By the end of 2010, nearly 55% of all TV households in the Americas will have access to internet video, with 25% of these capable of displaying internet video onto the TV set, according to research by IMS.
“Now that retailers are actively marketing internet-enabled devices, we can expect to see mass market adoption,” said Rebecca Kurlak, an IMS Research consumer electronics analyst,in a statement. “As Blu-ray players have begun to offer price points that fall below $199, this price reduction will create a domino effect on other CE device prices. This has already been observed by actions taken by the game console market in Q3 2009.”
“We currently estimate that by the end of 2010, 35% of TV shipments in the Americas will have internet connectivity built-in. It will take about five years for the gap to close between connected TVs and other devices. Consumers continue to select devices that offer ease of use, and it just makes it easier for the consumer to seamlessly search for content on one device. Plus, there is no additional set up involved, which continues to be a hurdle for many of the devices on the market.”

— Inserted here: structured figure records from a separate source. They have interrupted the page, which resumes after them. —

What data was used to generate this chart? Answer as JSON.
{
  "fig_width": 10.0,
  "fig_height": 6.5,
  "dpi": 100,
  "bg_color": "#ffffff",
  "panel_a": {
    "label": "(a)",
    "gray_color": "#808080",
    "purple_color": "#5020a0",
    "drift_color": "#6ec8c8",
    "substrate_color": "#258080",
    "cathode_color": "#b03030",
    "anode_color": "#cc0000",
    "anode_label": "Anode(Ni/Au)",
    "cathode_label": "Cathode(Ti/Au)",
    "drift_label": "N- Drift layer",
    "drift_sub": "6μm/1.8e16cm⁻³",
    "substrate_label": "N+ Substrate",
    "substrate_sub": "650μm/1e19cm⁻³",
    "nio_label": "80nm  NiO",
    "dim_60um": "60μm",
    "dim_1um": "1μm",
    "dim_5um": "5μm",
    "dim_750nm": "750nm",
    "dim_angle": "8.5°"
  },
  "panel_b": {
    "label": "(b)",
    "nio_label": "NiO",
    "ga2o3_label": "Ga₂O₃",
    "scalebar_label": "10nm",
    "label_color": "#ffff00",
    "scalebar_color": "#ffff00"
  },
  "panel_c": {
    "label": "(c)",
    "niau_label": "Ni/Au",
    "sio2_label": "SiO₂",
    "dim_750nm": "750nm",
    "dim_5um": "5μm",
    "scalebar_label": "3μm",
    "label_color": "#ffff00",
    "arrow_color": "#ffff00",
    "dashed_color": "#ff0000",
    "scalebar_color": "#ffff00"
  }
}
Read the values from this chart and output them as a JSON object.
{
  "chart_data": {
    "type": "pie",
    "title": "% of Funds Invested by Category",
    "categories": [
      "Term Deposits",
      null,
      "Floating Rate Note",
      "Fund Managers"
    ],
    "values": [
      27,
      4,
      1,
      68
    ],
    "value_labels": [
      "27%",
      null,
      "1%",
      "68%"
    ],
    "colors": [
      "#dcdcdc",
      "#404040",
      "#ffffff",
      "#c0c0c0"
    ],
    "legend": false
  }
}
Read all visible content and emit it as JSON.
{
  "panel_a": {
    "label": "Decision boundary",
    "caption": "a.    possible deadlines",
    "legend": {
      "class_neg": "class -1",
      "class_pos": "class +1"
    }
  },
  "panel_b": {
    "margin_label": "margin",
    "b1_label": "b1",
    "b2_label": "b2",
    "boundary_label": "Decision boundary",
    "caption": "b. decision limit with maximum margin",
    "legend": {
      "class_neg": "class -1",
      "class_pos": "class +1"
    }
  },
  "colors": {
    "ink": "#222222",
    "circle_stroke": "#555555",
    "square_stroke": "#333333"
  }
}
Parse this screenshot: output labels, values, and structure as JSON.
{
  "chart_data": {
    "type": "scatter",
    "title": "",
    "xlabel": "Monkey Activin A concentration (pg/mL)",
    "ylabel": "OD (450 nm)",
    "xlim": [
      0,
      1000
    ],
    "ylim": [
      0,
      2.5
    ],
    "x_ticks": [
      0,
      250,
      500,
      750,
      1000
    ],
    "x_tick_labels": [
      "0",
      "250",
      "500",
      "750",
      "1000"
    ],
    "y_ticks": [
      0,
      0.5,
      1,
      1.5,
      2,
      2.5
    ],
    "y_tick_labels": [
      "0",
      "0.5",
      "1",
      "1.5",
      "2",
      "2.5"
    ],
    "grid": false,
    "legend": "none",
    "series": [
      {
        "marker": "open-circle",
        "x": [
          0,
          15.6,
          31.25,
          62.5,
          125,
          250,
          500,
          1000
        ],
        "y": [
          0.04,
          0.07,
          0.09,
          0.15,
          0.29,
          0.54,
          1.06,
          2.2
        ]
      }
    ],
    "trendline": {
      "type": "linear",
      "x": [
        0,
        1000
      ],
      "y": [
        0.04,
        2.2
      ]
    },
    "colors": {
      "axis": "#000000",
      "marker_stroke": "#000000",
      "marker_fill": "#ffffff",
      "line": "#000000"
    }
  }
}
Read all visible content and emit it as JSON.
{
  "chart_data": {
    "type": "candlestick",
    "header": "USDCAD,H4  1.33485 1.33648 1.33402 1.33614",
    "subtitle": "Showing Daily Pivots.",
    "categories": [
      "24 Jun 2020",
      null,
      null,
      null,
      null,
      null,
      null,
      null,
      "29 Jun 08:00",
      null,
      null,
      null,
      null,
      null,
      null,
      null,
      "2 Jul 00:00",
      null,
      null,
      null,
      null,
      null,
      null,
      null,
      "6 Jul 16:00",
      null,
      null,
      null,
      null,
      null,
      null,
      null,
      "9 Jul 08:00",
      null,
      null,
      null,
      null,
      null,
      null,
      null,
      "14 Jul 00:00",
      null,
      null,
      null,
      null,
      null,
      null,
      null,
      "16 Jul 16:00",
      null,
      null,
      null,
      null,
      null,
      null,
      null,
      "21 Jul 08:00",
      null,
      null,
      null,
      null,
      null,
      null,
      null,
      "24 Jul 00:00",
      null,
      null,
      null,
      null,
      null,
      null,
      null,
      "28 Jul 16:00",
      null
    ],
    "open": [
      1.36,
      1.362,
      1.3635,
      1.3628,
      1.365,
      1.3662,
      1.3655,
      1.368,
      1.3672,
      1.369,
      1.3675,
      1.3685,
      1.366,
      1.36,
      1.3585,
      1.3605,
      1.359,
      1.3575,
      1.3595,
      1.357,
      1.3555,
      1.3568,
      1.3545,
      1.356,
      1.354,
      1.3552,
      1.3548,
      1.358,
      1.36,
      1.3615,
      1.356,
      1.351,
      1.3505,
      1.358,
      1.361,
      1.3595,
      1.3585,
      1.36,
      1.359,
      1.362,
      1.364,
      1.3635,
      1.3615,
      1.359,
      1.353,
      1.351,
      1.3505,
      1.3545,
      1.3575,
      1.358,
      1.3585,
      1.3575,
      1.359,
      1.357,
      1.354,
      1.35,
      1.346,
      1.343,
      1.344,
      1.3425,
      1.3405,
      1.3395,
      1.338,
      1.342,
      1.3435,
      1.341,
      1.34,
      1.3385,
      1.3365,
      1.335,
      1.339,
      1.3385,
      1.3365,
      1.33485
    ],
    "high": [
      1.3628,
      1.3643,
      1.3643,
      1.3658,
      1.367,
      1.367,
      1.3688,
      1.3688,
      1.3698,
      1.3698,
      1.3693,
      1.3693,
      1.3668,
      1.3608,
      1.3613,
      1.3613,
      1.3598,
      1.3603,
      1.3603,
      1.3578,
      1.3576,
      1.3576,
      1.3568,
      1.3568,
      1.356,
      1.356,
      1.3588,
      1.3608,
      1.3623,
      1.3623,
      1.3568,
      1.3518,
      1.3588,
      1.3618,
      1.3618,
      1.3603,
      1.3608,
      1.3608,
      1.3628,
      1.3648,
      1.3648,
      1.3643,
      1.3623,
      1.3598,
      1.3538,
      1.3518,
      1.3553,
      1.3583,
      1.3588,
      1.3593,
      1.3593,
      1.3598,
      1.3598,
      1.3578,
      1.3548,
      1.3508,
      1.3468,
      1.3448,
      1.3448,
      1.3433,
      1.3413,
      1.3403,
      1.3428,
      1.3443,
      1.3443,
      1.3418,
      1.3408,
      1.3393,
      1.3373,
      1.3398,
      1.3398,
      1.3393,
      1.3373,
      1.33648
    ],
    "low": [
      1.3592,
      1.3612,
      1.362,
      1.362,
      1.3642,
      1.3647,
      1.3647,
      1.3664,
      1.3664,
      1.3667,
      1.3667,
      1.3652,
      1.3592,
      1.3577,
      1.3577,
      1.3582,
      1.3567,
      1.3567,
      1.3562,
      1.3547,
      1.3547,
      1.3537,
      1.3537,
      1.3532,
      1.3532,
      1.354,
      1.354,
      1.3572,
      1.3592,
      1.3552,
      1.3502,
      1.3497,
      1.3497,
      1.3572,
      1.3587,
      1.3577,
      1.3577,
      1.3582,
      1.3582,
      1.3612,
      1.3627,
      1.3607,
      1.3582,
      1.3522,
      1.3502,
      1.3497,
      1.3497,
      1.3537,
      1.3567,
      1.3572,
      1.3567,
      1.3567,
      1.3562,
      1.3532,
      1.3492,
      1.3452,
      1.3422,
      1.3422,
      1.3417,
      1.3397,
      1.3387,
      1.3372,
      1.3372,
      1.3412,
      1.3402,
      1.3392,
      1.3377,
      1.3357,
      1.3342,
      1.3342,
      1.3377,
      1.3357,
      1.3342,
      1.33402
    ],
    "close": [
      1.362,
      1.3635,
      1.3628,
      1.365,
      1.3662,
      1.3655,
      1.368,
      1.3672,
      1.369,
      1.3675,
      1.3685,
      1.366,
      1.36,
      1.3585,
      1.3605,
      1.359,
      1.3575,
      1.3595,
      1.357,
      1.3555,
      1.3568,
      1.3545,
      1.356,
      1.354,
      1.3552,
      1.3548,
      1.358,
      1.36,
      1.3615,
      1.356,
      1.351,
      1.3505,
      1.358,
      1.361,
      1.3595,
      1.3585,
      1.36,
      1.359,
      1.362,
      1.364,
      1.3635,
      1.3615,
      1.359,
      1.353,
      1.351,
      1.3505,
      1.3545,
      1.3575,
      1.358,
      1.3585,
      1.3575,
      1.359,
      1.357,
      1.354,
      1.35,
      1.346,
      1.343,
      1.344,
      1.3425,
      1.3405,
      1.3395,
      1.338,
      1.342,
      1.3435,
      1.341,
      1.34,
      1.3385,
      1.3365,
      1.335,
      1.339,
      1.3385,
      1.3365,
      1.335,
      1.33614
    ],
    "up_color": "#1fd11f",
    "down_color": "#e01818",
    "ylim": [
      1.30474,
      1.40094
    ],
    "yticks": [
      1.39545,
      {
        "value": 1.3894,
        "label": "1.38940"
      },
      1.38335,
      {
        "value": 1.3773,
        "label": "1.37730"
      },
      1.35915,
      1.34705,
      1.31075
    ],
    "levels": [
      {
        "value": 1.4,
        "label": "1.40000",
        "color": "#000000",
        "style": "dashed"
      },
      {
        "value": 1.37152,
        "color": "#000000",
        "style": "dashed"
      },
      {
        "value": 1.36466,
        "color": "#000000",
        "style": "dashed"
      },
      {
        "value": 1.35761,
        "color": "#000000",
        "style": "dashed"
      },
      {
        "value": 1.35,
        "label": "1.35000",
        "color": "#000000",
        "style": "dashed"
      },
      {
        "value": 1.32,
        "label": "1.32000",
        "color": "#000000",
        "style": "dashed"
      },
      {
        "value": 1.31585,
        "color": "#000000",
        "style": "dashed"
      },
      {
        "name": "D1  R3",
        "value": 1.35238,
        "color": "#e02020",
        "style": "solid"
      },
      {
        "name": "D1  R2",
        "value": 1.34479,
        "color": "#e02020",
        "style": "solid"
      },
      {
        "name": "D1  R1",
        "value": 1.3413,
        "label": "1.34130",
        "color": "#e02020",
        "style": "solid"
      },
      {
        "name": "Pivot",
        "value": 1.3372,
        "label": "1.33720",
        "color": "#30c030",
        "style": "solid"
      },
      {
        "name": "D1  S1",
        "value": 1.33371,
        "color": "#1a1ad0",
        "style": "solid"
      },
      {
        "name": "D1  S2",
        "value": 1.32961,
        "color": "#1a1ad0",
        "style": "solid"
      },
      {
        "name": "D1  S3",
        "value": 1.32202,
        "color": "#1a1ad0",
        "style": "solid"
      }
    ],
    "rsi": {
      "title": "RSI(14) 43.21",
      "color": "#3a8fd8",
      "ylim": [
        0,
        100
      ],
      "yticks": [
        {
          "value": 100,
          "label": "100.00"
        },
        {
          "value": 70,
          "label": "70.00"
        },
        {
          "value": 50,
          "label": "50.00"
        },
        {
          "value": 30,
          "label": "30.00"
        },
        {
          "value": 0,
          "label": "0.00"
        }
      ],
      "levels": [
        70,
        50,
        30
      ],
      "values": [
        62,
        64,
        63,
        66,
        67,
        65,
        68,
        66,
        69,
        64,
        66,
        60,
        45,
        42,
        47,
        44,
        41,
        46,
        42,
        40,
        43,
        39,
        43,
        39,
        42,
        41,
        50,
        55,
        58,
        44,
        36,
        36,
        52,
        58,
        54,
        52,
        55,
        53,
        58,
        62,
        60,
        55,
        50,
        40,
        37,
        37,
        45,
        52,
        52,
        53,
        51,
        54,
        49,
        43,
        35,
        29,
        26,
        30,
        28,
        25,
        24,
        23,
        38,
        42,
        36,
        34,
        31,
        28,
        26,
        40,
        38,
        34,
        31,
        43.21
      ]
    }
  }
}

“Of course, game consoles already have the lead in this segment, which can mostly be attributed to gamer demographics. And, it’s great that game console manufacturers have continued to evolve their position in this space. But, it will become more of a necessity that they continue to re-invent their value adds. I think that even gamers will switch to accessing internet video mostly on the TV in order to have a one-stop access point to the different content libraries. Having one programme guide is much easier to navigate then searching independently on different devices.”